I've thought about this before (and the good old coriolis effect), but I'm think I don't agree with you in detail.mattallen37 wrote:You should also note, that some "drift" is actually very correct. The earth rotates 360*/24 hours (once a day). That means that you should see a "drift" of 1 degree every 4 minutes. However, if the axis of the gyro is perfectly parallel to the axis of the earth, you should see no "drift".
If you measure angular position by integrating angular velocity, then yes: In the end, you should be off by 1 degree for every 4 minutes you integrated the velocity (as you "accidentally" included the earth's rotation into your final result).

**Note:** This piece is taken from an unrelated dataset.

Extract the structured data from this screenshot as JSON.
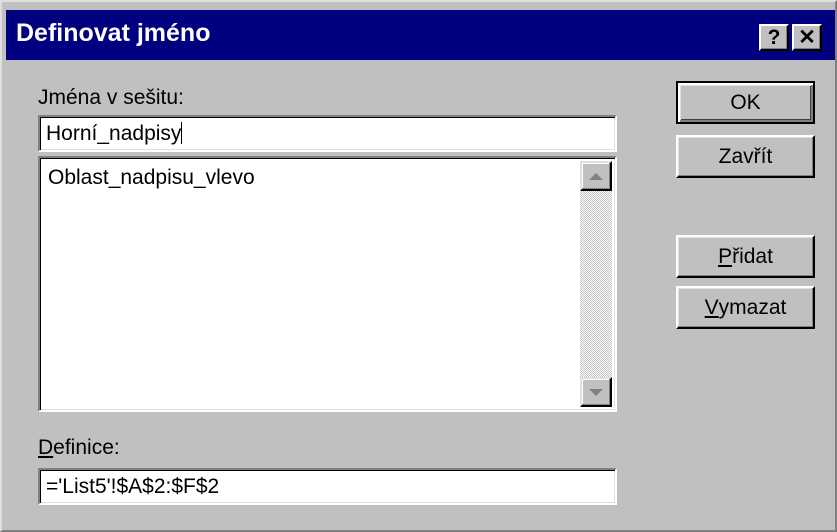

On the other hand, if you go ahead and measure the offset of the gyro by taking some samples and averaging over them (statistical noise), than this offset shouldn't change. The earth's rotation will be caught all the time, and since it's a constant, it should cancel out.
If you place the gyro differently the 2nd time, you might get the "reverse direction".
Still, the offset is measured in degrees/second, and 1 deg/4min = 1deg/240sec = 0.0041... (times two for the worst case)...
We've had a bachelor thesis about integrating the gyro once (for position), and the same problems came up IIRC. I can only repeat: It's not good to take too many samples of the gyro in a tight loop for offset calculation, it somehow needs to "relax a bit".